Почувствовав, что наступил миг, когда нам надо немедленно поддержать его, я зааплодировал, уверенный — сию же секунду мои аплодисменты будут подхвачены залом.

В полной, и теперь уже гнетущей, тишине жалко прозвучал мой одинокий хлопок.

На меня обернулись. Все скопом обернулись.

И тогда, уже поняв всю глубину моего идиотского заблуждения, я захлопал изо всех сил в каком-то восторге отчаяния…

Более тридцати лет не возникало у меня охоты рассказывать об этом писательском собрании. Не вспоминал о нем потому, что опасался выглядеть уж слишком нескромно-прозорливым: вот, дескать, один-единственный отважился — и угадал.

А ведь, по правде, ничуть не отважился. Вполне вероятно, что если бы мне загодя была известна сиротская единственность моего аплодисмента и все, что за ним для меня воспоследует, то никогда бы на него не расхрабрился.

В том-то и дело, — снова повторю! — что я был совершенно убежден: исповедь Зощенко растопит ржавое сердце нашего зала и, уж во всяком случае, Михаила Михайловича поддержит множество наших общих милейших, добрейших, совершенно порядочных друзей.

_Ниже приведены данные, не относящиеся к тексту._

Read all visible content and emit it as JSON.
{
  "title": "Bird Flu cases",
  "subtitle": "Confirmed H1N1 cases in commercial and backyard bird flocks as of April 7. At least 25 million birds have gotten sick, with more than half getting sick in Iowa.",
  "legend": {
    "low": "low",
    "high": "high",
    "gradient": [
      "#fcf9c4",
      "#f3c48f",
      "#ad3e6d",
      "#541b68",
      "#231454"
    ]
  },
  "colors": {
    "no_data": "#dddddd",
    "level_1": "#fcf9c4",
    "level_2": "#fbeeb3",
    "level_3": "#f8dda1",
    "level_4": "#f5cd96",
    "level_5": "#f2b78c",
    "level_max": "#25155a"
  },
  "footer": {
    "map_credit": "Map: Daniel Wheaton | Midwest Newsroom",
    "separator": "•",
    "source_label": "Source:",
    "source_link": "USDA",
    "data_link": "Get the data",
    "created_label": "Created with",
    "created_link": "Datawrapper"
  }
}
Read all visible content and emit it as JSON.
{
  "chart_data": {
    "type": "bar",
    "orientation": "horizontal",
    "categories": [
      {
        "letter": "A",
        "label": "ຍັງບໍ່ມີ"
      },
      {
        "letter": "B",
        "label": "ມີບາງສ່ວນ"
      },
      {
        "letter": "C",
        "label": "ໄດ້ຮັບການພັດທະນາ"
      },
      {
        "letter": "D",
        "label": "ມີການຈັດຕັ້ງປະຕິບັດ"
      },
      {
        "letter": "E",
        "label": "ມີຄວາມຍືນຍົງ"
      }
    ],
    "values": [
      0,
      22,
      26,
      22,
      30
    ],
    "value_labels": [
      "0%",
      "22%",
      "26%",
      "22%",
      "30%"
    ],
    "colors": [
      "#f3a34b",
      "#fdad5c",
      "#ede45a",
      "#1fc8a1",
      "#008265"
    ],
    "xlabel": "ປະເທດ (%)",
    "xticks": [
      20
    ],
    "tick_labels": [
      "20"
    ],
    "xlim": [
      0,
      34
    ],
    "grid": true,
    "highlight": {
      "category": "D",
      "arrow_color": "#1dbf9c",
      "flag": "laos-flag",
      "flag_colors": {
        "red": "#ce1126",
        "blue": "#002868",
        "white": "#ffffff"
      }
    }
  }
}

Фамилий называть не стану, почти никого из тех, на кого мог я тогда, пусть подсознательно, надеяться, уже давно нет в живых.

Собрание длилось долго. И на этот раз Зощенко был изничтожен окончательно.

Попутно, особо не задерживаясь, председательствующий Всеволод Кочетов произнес какую-то презрительно-осуждающую фразу о той личности, что посмела аплодировать.

Из клуба в этот вечер мы выходили втроем: два моих друга — замечательные, широко известные писатели, великолепные интеллигентные люди, преклонявшиеся перед талантом Зощенко, — и я.

Один из них — его произведения и тогда, и ныне восхищают меня — сказал мне, слишком широко улыбаясь:

— Ну для чего ты это сделал? Думаешь, помог Михаилу Михайловичу?

Я не знал, что ответить.

— Помимо того, что это совершенно бессмысленно, ты еще и разозлил всех подлецов. Тебе, наверное, кажется, что ты храбрец, а на самом деле все это глупо.

Тут вмешался второй писатель:

— Погоди, — сказал он первому. — Не брани его. Он и сам поймет, что поступил, как кретин. Но сейчас надо подумать, как бы выручить его из предстоящих неприятностей. — Он взял меня за локоть. — Тебя вызовут к секретарю. И когда он начнет разговор с тобой, заяви ему сразу, что не имеешь никакого отношения к этим дурацким аплодисментам. Скажи, что хлопал не ты.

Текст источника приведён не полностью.